LangGraph / Intermediate Track Module 6 / 10
LangGraph Intermediate ⏱ 28 min
DEV

Human-in-the-Loop: Intermediate

Interrupt, approve, edit

How to Use This Lesson

  • Start with the user problem, then map the pattern to architecture and failure modes.
  • If a code or design example is included, change one assumption and reason through the impact.
  • Use role callouts, checklists, and Q&A sections as implementation or interview prep notes.

This lesson focuses on Human-in-the-Loop at the intermediate level. Use it to move from definition to implementation-ready explanation.

Concept

The interrupt() function (v0.4+) enables dynamic HITL from inside any node - pause based on state conditions, pass a structured payload to the waiting client, receive structured feedback on resume. More flexible than compile-time interrupt_before/after. Combined with a task queue and async API, you can build batch approval workflows where agents queue work and humans review throughout the day.

Key Facts

  • interrupt(payload) suspends and returns the payload to the caller
  • Resume: graph.invoke(Command(resume=human_input), config)
  • Multiple interrupts: a graph can have many interrupt points across different nodes
  • Async HITL: agents queue work in database, humans review in batches and resume
  • Interrupt payload: any JSON-serializable dict - form data, documents, risk scores

Reference Implementation

from langgraph.types import Command, interrupt
from typing import TypedDict

class ContractState(TypedDict):
    contract_text: str
    risk_score: float
    human_decision: str
    amendments: list

def analyze_contract(state: ContractState):
    # Simulate risk analysis - replace with LLM call
    return {"risk_score": 0.85}

def conditional_review(state: ContractState):
    if state["risk_score"] > 0.7:
        # Dynamic interrupt: only pauses for high-risk contracts
        human_input = interrupt({
            "contract_preview": state.get("contract_text", "")[:200],
            "risk_score": state["risk_score"],
            "recommendation": "HIGH RISK - Legal review required",
            "options": ["approve", "reject", "amend"]
        })
        return {
            "human_decision": human_input.get("decision", "reject"),
            "amendments": human_input.get("amendments", [])
        }
    return {"human_decision": "auto_approved"}

# Resume:
# app.invoke(Command(resume={"decision": "approve"}), config)

Interview Q&A

Q1. How do you implement conditional HITL that only pauses for high-risk operations?

Use the interrupt() function inside the node, gated by a condition: if state[‘risk_score’] > threshold: human_input = interrupt(payload).

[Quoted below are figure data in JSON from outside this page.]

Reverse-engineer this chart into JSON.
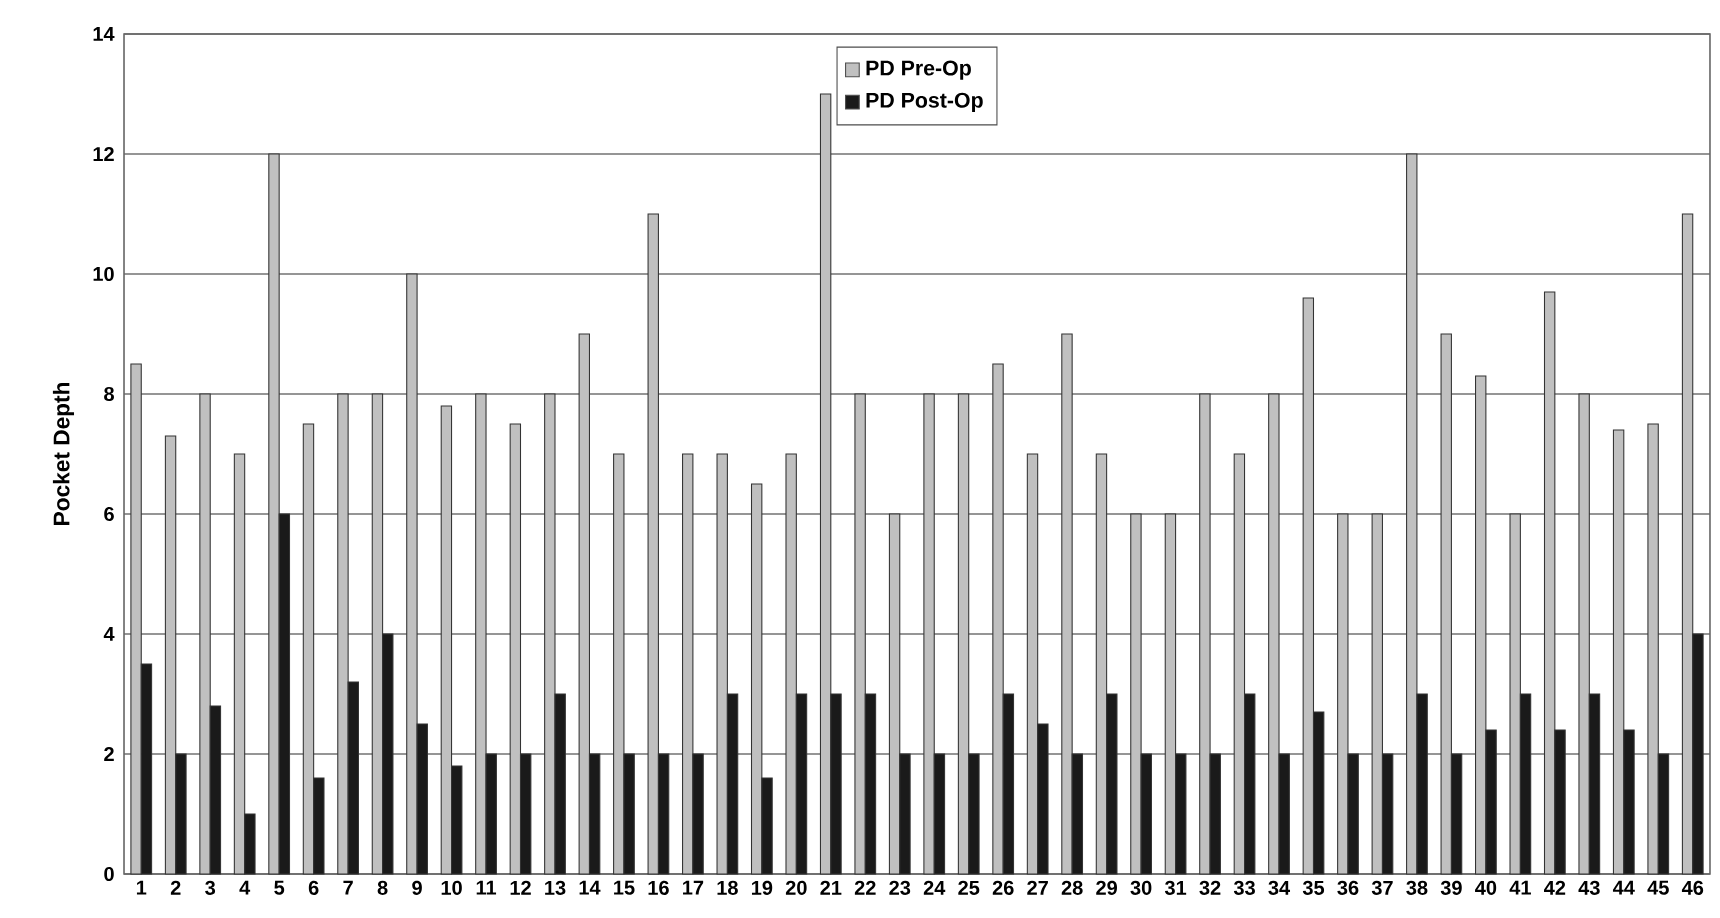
{
  "chart_data": {
    "type": "bar",
    "ylabel": "Pocket Depth",
    "categories": [
      "1",
      "2",
      "3",
      "4",
      "5",
      "6",
      "7",
      "8",
      "9",
      "10",
      "11",
      "12",
      "13",
      "14",
      "15",
      "16",
      "17",
      "18",
      "19",
      "20",
      "21",
      "22",
      "23",
      "24",
      "25",
      "26",
      "27",
      "28",
      "29",
      "30",
      "31",
      "32",
      "33",
      "34",
      "35",
      "36",
      "37",
      "38",
      "39",
      "40",
      "41",
      "42",
      "43",
      "44",
      "45",
      "46"
    ],
    "series": [
      {
        "name": "PD Pre-Op",
        "color": "#c0c0c0",
        "values": [
          8.5,
          7.3,
          8,
          7,
          12,
          7.5,
          8,
          8,
          10,
          7.8,
          8,
          7.5,
          8,
          9,
          7,
          11,
          7,
          7,
          6.5,
          7,
          13,
          8,
          6,
          8,
          8,
          8.5,
          7,
          9,
          7,
          6,
          6,
          8,
          7,
          8,
          9.6,
          6,
          6,
          12,
          9,
          8.3,
          6,
          9.7,
          8,
          7.4,
          7.5,
          11
        ]
      },
      {
        "name": "PD Post-Op",
        "color": "#1a1a1a",
        "values": [
          3.5,
          2,
          2.8,
          1,
          6,
          1.6,
          3.2,
          4,
          2.5,
          1.8,
          2,
          2,
          3,
          2,
          2,
          2,
          2,
          3,
          1.6,
          3,
          3,
          3,
          2,
          2,
          2,
          3,
          2.5,
          2,
          3,
          2,
          2,
          2,
          3,
          2,
          2.7,
          2,
          2,
          3,
          2,
          2.4,
          3,
          2.4,
          3,
          2.4,
          2,
          4
        ]
      }
    ],
    "ylim": [
      0,
      14
    ],
    "yticks": [
      0,
      2,
      4,
      6,
      8,
      10,
      12,
      14
    ],
    "grid": "y",
    "legend": "top"
  }
}
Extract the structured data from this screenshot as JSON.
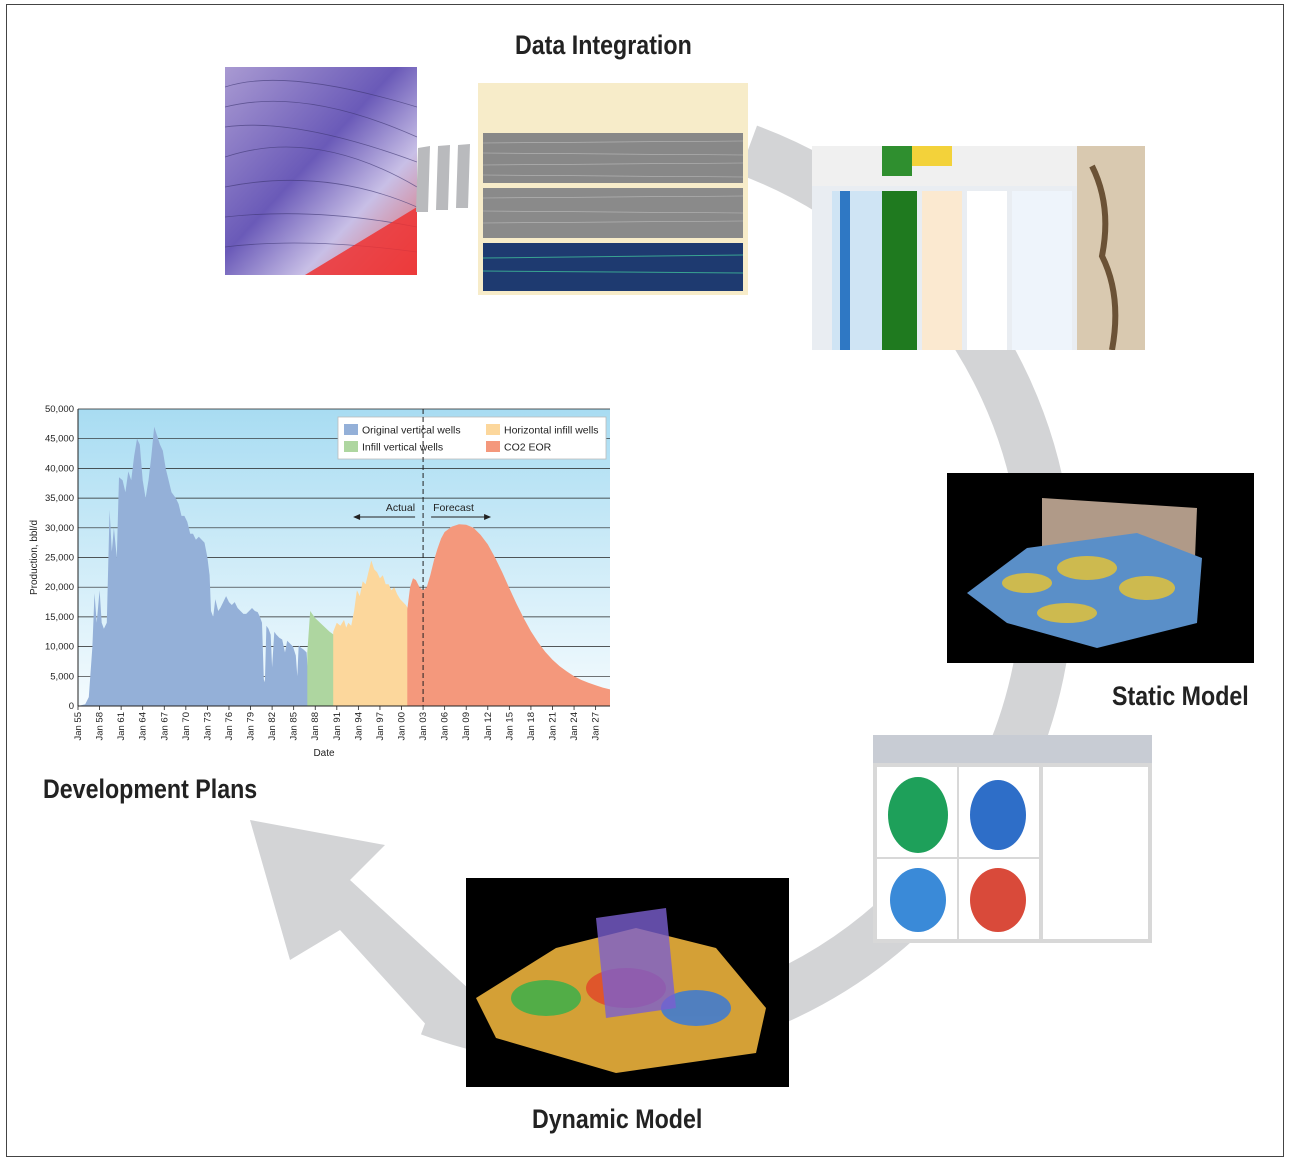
{
  "stages": {
    "data_integration": "Data Integration",
    "static_model": "Static Model",
    "dynamic_model": "Dynamic Model",
    "development_plans": "Development Plans"
  },
  "chart_data": {
    "type": "area",
    "title": "",
    "xlabel": "Date",
    "ylabel": "Production, bbl/d",
    "ylim": [
      0,
      50000
    ],
    "yticks": [
      0,
      5000,
      10000,
      15000,
      20000,
      25000,
      30000,
      35000,
      40000,
      45000,
      50000
    ],
    "yticklabels": [
      "0",
      "5,000",
      "10,000",
      "15,000",
      "20,000",
      "25,000",
      "30,000",
      "35,000",
      "40,000",
      "45,000",
      "50,000"
    ],
    "xlim": [
      1955,
      2029
    ],
    "xticklabels": [
      "Jan 55",
      "Jan 58",
      "Jan 61",
      "Jan 64",
      "Jan 67",
      "Jan 70",
      "Jan 73",
      "Jan 76",
      "Jan 79",
      "Jan 82",
      "Jan 85",
      "Jan 88",
      "Jan 91",
      "Jan 94",
      "Jan 97",
      "Jan 00",
      "Jan 03",
      "Jan 06",
      "Jan 09",
      "Jan 12",
      "Jan 15",
      "Jan 18",
      "Jan 21",
      "Jan 24",
      "Jan 27"
    ],
    "xtickyears": [
      1955,
      1958,
      1961,
      1964,
      1967,
      1970,
      1973,
      1976,
      1979,
      1982,
      1985,
      1988,
      1991,
      1994,
      1997,
      2000,
      2003,
      2006,
      2009,
      2012,
      2015,
      2018,
      2021,
      2024,
      2027
    ],
    "legend_placement": "top-right",
    "divider_year": 2003,
    "annotations": {
      "actual": "Actual",
      "forecast": "Forecast"
    },
    "series": [
      {
        "name": "Original vertical wells",
        "color": "#94b0d8",
        "points": [
          [
            1955,
            0
          ],
          [
            1956,
            300
          ],
          [
            1956.5,
            1500
          ],
          [
            1957,
            10000
          ],
          [
            1957.3,
            19000
          ],
          [
            1957.6,
            14000
          ],
          [
            1958,
            19500
          ],
          [
            1958.3,
            14000
          ],
          [
            1958.6,
            13000
          ],
          [
            1959,
            14000
          ],
          [
            1959.4,
            33000
          ],
          [
            1959.7,
            26000
          ],
          [
            1960,
            30000
          ],
          [
            1960.4,
            25000
          ],
          [
            1960.7,
            38500
          ],
          [
            1961.2,
            38000
          ],
          [
            1961.6,
            36000
          ],
          [
            1962,
            39500
          ],
          [
            1962.4,
            38000
          ],
          [
            1962.8,
            42000
          ],
          [
            1963.2,
            45000
          ],
          [
            1963.6,
            44000
          ],
          [
            1964,
            38000
          ],
          [
            1964.4,
            35000
          ],
          [
            1964.8,
            38000
          ],
          [
            1965.2,
            42000
          ],
          [
            1965.6,
            47000
          ],
          [
            1966,
            45500
          ],
          [
            1966.4,
            44000
          ],
          [
            1966.8,
            43000
          ],
          [
            1967.2,
            40000
          ],
          [
            1967.6,
            38000
          ],
          [
            1968,
            36000
          ],
          [
            1968.6,
            35000
          ],
          [
            1969,
            34000
          ],
          [
            1969.4,
            32000
          ],
          [
            1969.8,
            32000
          ],
          [
            1970.2,
            31000
          ],
          [
            1970.6,
            29000
          ],
          [
            1971,
            29000
          ],
          [
            1971.4,
            28000
          ],
          [
            1971.8,
            28500
          ],
          [
            1972.2,
            28000
          ],
          [
            1972.6,
            27500
          ],
          [
            1973,
            25000
          ],
          [
            1973.3,
            22000
          ],
          [
            1973.5,
            16000
          ],
          [
            1973.8,
            15000
          ],
          [
            1974.1,
            18000
          ],
          [
            1974.5,
            16000
          ],
          [
            1974.8,
            16500
          ],
          [
            1975.2,
            17500
          ],
          [
            1975.6,
            18500
          ],
          [
            1976,
            17500
          ],
          [
            1976.4,
            17000
          ],
          [
            1976.8,
            17500
          ],
          [
            1977.2,
            16500
          ],
          [
            1977.6,
            16000
          ],
          [
            1978,
            15500
          ],
          [
            1978.4,
            15500
          ],
          [
            1978.8,
            16000
          ],
          [
            1979.2,
            16500
          ],
          [
            1979.6,
            16000
          ],
          [
            1980,
            15800
          ],
          [
            1980.3,
            15000
          ],
          [
            1980.6,
            14000
          ],
          [
            1980.85,
            4500
          ],
          [
            1981,
            4000
          ],
          [
            1981.2,
            13500
          ],
          [
            1981.5,
            13000
          ],
          [
            1981.8,
            12000
          ],
          [
            1982,
            6500
          ],
          [
            1982.3,
            12500
          ],
          [
            1982.6,
            12000
          ],
          [
            1983,
            11500
          ],
          [
            1983.4,
            11200
          ],
          [
            1983.8,
            9000
          ],
          [
            1984.1,
            11000
          ],
          [
            1984.5,
            10500
          ],
          [
            1984.9,
            10000
          ],
          [
            1985.3,
            8500
          ],
          [
            1985.5,
            5000
          ],
          [
            1985.7,
            10200
          ],
          [
            1986,
            9800
          ],
          [
            1986.4,
            9500
          ],
          [
            1986.8,
            9000
          ],
          [
            1987,
            5200
          ],
          [
            1987.2,
            8800
          ],
          [
            1988,
            8300
          ],
          [
            1990,
            7400
          ],
          [
            1992,
            6600
          ],
          [
            1994,
            5900
          ],
          [
            1996,
            5200
          ],
          [
            1998,
            4600
          ],
          [
            2000,
            4000
          ],
          [
            2002,
            3500
          ],
          [
            2004,
            3000
          ],
          [
            2006,
            2600
          ],
          [
            2008,
            2200
          ],
          [
            2010,
            1900
          ],
          [
            2012,
            1600
          ],
          [
            2014,
            1350
          ],
          [
            2016,
            1150
          ],
          [
            2018,
            950
          ],
          [
            2020,
            800
          ],
          [
            2022,
            680
          ],
          [
            2024,
            570
          ],
          [
            2026,
            480
          ],
          [
            2029,
            400
          ]
        ]
      },
      {
        "name": "Infill vertical wells",
        "color": "#aed6a0",
        "points": [
          [
            1986.9,
            9000
          ],
          [
            1987.3,
            16000
          ],
          [
            1988,
            14800
          ],
          [
            1990,
            12500
          ],
          [
            1992,
            10800
          ],
          [
            1994,
            9400
          ],
          [
            1996,
            8200
          ],
          [
            1998,
            7200
          ],
          [
            2000,
            6300
          ],
          [
            2002,
            5500
          ],
          [
            2004,
            4800
          ],
          [
            2006,
            4200
          ],
          [
            2008,
            3600
          ],
          [
            2010,
            3100
          ],
          [
            2012,
            2650
          ],
          [
            2014,
            2250
          ],
          [
            2016,
            1900
          ],
          [
            2018,
            1600
          ],
          [
            2020,
            1380
          ],
          [
            2022,
            1200
          ],
          [
            2024,
            1050
          ],
          [
            2026,
            930
          ],
          [
            2029,
            800
          ]
        ]
      },
      {
        "name": "Horizontal infill wells",
        "color": "#fcd79c",
        "points": [
          [
            1990.5,
            12500
          ],
          [
            1991,
            14000
          ],
          [
            1991.5,
            13500
          ],
          [
            1992,
            14500
          ],
          [
            1992.3,
            13200
          ],
          [
            1992.6,
            14000
          ],
          [
            1993,
            13500
          ],
          [
            1993.4,
            16000
          ],
          [
            1993.8,
            19500
          ],
          [
            1994.2,
            18500
          ],
          [
            1994.6,
            21000
          ],
          [
            1995,
            20500
          ],
          [
            1995.4,
            22500
          ],
          [
            1995.8,
            24500
          ],
          [
            1996.2,
            23000
          ],
          [
            1996.6,
            22500
          ],
          [
            1997,
            21500
          ],
          [
            1997.4,
            22000
          ],
          [
            1997.8,
            20500
          ],
          [
            1998.2,
            20500
          ],
          [
            1998.6,
            19500
          ],
          [
            1999,
            20000
          ],
          [
            1999.4,
            18800
          ],
          [
            1999.8,
            18000
          ],
          [
            2000.2,
            17500
          ],
          [
            2000.6,
            17000
          ],
          [
            2001,
            16200
          ],
          [
            2002,
            15000
          ],
          [
            2003,
            14200
          ],
          [
            2004,
            13000
          ],
          [
            2006,
            11300
          ],
          [
            2008,
            9700
          ],
          [
            2010,
            8200
          ],
          [
            2012,
            7000
          ],
          [
            2014,
            5900
          ],
          [
            2016,
            5000
          ],
          [
            2018,
            4250
          ],
          [
            2020,
            3650
          ],
          [
            2022,
            3200
          ],
          [
            2024,
            2800
          ],
          [
            2026,
            2400
          ],
          [
            2029,
            2000
          ]
        ]
      },
      {
        "name": "CO2 EOR",
        "color": "#f4987c",
        "points": [
          [
            2000.8,
            16300
          ],
          [
            2001.2,
            20000
          ],
          [
            2001.6,
            21500
          ],
          [
            2002,
            21200
          ],
          [
            2002.5,
            20000
          ],
          [
            2003,
            19500
          ],
          [
            2003.5,
            20000
          ],
          [
            2004,
            22000
          ],
          [
            2004.5,
            24500
          ],
          [
            2005,
            26500
          ],
          [
            2005.5,
            28200
          ],
          [
            2006,
            29300
          ],
          [
            2007,
            30200
          ],
          [
            2008,
            30600
          ],
          [
            2009,
            30500
          ],
          [
            2010,
            30000
          ],
          [
            2011,
            28800
          ],
          [
            2012,
            27200
          ],
          [
            2013,
            25000
          ],
          [
            2014,
            22500
          ],
          [
            2015,
            19800
          ],
          [
            2016,
            17200
          ],
          [
            2017,
            14800
          ],
          [
            2018,
            12600
          ],
          [
            2019,
            10700
          ],
          [
            2020,
            9100
          ],
          [
            2021,
            7800
          ],
          [
            2022,
            6700
          ],
          [
            2023,
            5800
          ],
          [
            2024,
            5000
          ],
          [
            2025,
            4400
          ],
          [
            2026,
            3900
          ],
          [
            2027,
            3500
          ],
          [
            2028,
            3100
          ],
          [
            2029,
            2800
          ]
        ]
      }
    ]
  }
}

For low-risk cases, return normally without interrupting. This is more efficient than compile-time interrupt_before which always pauses regardless of state values.

Q2. How do you build an async HITL workflow with a human review queue?

When interrupt() fires, the graph suspends and persists state. Store thread_id and interrupt payload in a review queue (database table). Human reviewers pick from the queue, review via UI, submit feedback via an API that authorizes the user and calls invoke(Command(resume=feedback), config). Agents create tasks; humans process throughout the day asynchronously.

Q3. What is the security model for HITL - who can resume a paused graph?

LangGraph has no built-in authorization for resume operations - you implement access control in your application layer. Store which user or role can resume each thread_id, validate on the resume API endpoint before calling invoke(). For multi-tenant systems, namespace thread_ids by tenant and enforce isolation in your resume handler.

Q4. What are the rules for placing interrupt() calls?

Do not wrap interrupt() in try/except, do not reorder multiple interrupt calls in the same node, and keep payloads JSON-serializable. Side effects before an interrupt must be idempotent because the node can re-enter around the pause/resume boundary.

Q5. When would you use NodeInterrupt directly?

Prefer interrupt() for new code. NodeInterrupt exists as the lower-level exception class raised by a node to interrupt execution; most applications should not raise it manually because interrupt() handles payload shape and resume behavior consistently.

Practice Task

Explain when this LangGraph pattern is safer than a linear chain, then name one production failure it prevents.